Al-Sidik Abdul-Karim was on his way to a meeting when his car came under fire from unknown gunmen.
Earlier this month, deputy industry minister Hassan al-Droui was shot dead, in the first killing of a member of the interim government.
Libya has suffered chronic lawlessness since the overthrow of Muammar Gaddafi in October 2011.
The transitional government has been struggling to assert itself over up to 1,700 different armed militias, each with their own goals.'Not intimidated'
After the attack, Al-Sidik Abdul-Karim said in a statement: "Libya's men will not be intimidated by bullets, bombs or rockets."
The minister added that he would not abandon Libya's sovereignty or dignity.
Militias in Libya
- Numerous militias formed to topple Gaddafi still operate
- Many still control the towns or areas where they were formed
- Some believed to have links to al-Qaeda
- Government has been unable to disarm them, instead it works with some militias
- Libya Revolutionaries Operations Room, which says it seized the prime minister, has links to defence and interior ministries
- It condemned the US raid to seize al-Qaeda suspect Anas al-Liby
It was the second attack this month on a government official.
On 12 January, gunmen killed the deputy industry minister during a visit to his hometown of Sirte, east of the capital.

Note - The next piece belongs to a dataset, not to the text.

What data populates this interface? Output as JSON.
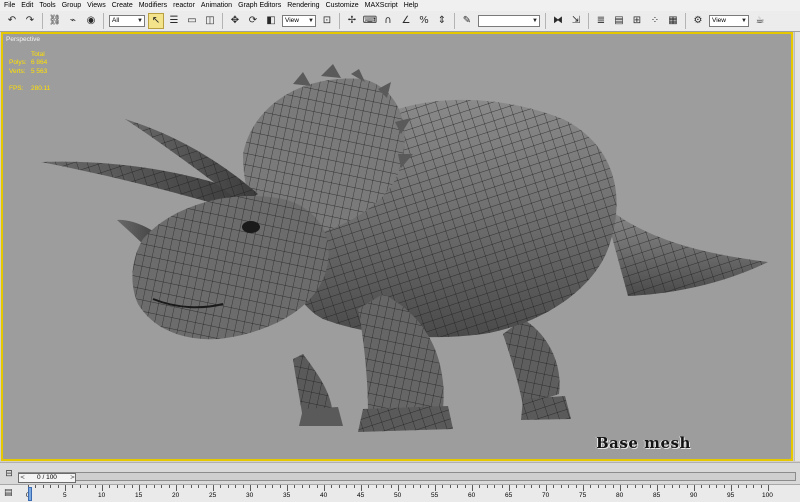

No group has said it was behind the attack.
Dozens of military and police officers have been assassinated since the end of the civil war in the eastern part of the country, the BBC's Rana Jawad, in Tripoli, reports.
Local officials in other regions of Libya have also been killed.
Most cases remain unsolved and only few arrests have so far been made, our correspondent says.
Last week, the political instability worsened when the second largest party in the interim administration said it was quitting the government.
The Islamist Justice and Construction Party made the announcement after it failed to win sufficient support for a motion to censure Prime Minister Ali Zeidan.
Correspondents said the resignations would deepen the deadlock in the interim parliament, which has so far made little progress because of political infighting.